Now that the steps for persisting and restoring an ESP server have been outlined, let's take a look at the timeline of events. If we consider the events/messages that are appended to a Kafka topic, those events/messages are retained for a period of time as defined by Kafka system settings. The time window for those events must precede the cycle for the schedule persist. Let's attempt to illustrate this.

The following time line shows a continuous three-day flow. The scheduled persist appears to run early in the morning and the retention within the windows of the project typically contain data for more than a day. The retention for Kafka also appears to keep events for slightly more than a day. But the key is the events in Kafka precede the time when the scheduled persist occurs.

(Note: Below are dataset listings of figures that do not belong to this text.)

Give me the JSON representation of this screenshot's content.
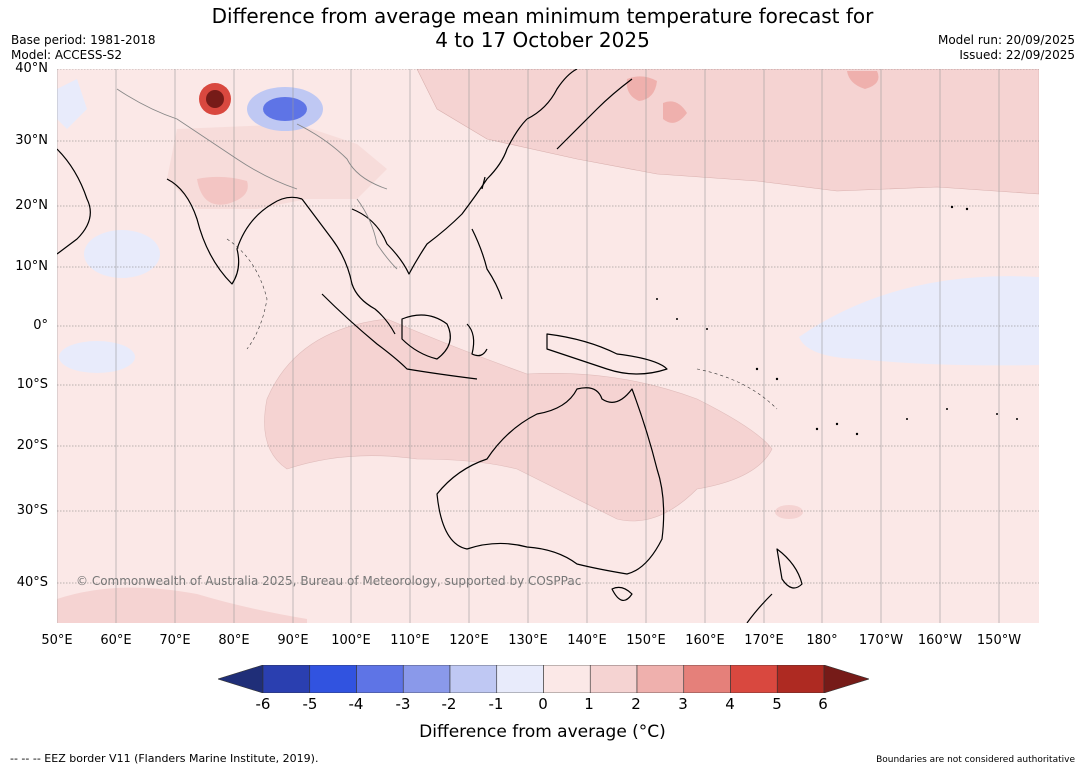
{
  "title": {
    "line1": "Difference from average mean minimum temperature forecast for",
    "line2": "4 to 17 October 2025"
  },
  "meta": {
    "base_period": "Base period: 1981-2018",
    "model": "Model: ACCESS-S2",
    "model_run": "Model run: 20/09/2025",
    "issued": "Issued: 22/09/2025"
  },
  "lat_labels": [
    "40°N",
    "30°N",
    "20°N",
    "10°N",
    "0°",
    "10°S",
    "20°S",
    "30°S",
    "40°S"
  ],
  "lon_labels": [
    "50°E",
    "60°E",
    "70°E",
    "80°E",
    "90°E",
    "100°E",
    "110°E",
    "120°E",
    "130°E",
    "140°E",
    "150°E",
    "160°E",
    "170°E",
    "180°",
    "170°W",
    "160°W",
    "150°W"
  ],
  "copyright": "© Commonwealth of Australia 2025, Bureau of Meteorology, supported by COSPPac",
  "colorbar": {
    "ticks": [
      "-6",
      "-5",
      "-4",
      "-3",
      "-2",
      "-1",
      "0",
      "1",
      "2",
      "3",
      "4",
      "5",
      "6"
    ],
    "title": "Difference from average (°C)",
    "colors": [
      "#1f2e78",
      "#2a3fb0",
      "#3153e0",
      "#5e74e6",
      "#8a99ea",
      "#bfc8f3",
      "#e8ebfb",
      "#fbe8e7",
      "#f5d3d2",
      "#efb0ad",
      "#e5807a",
      "#d9483f",
      "#ae2a22",
      "#761b18"
    ]
  },
  "footer": {
    "eez": "-- -- -- EEZ border V11 (Flanders Marine Institute, 2019).",
    "boundaries": "Boundaries are not considered authoritative"
  }
}
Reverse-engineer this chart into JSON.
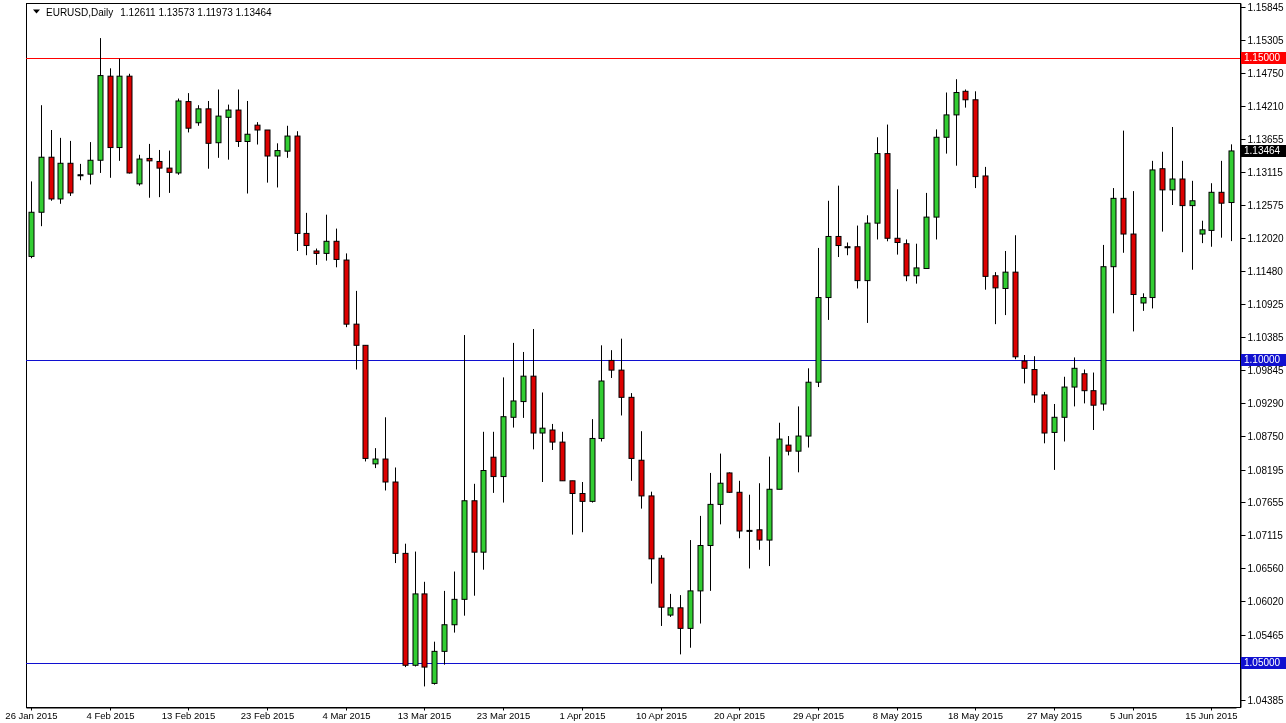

So what happens when a failure occurs? In the following time line we see a failure occurs around noon. But the restore from the persisted state does not occur until evening. This is OK because the restore will be applied to a standby ESP server instance and the events/messages in Kafka with which it needs to sync precede the scheduled persist time. The initial state of the restored instance will be in the state when it was persisted and the events/messages required to sync will be identified in Kafka and processed until in-sync with the other ESP servers.

A noteworthy item

During persist and restore testing I encountered an issue with the ESP 5.2 Kafka connector. After persisting a standby instance, and subsequently starting the project and connectors so that it was processing again, the standby instance failed to transition to active state when the initial active instance was terminated. The issue was identified and will be fixed in ESP 6.1.

Final Thoughts

So there you have it. A way to store the state of an ESP server and then use that stored state to restore the state of a failed server instance. Hope it was of some value to you.

My thanks to Andy Tracy and Andrey Matveenko for their contributions to and input on this article.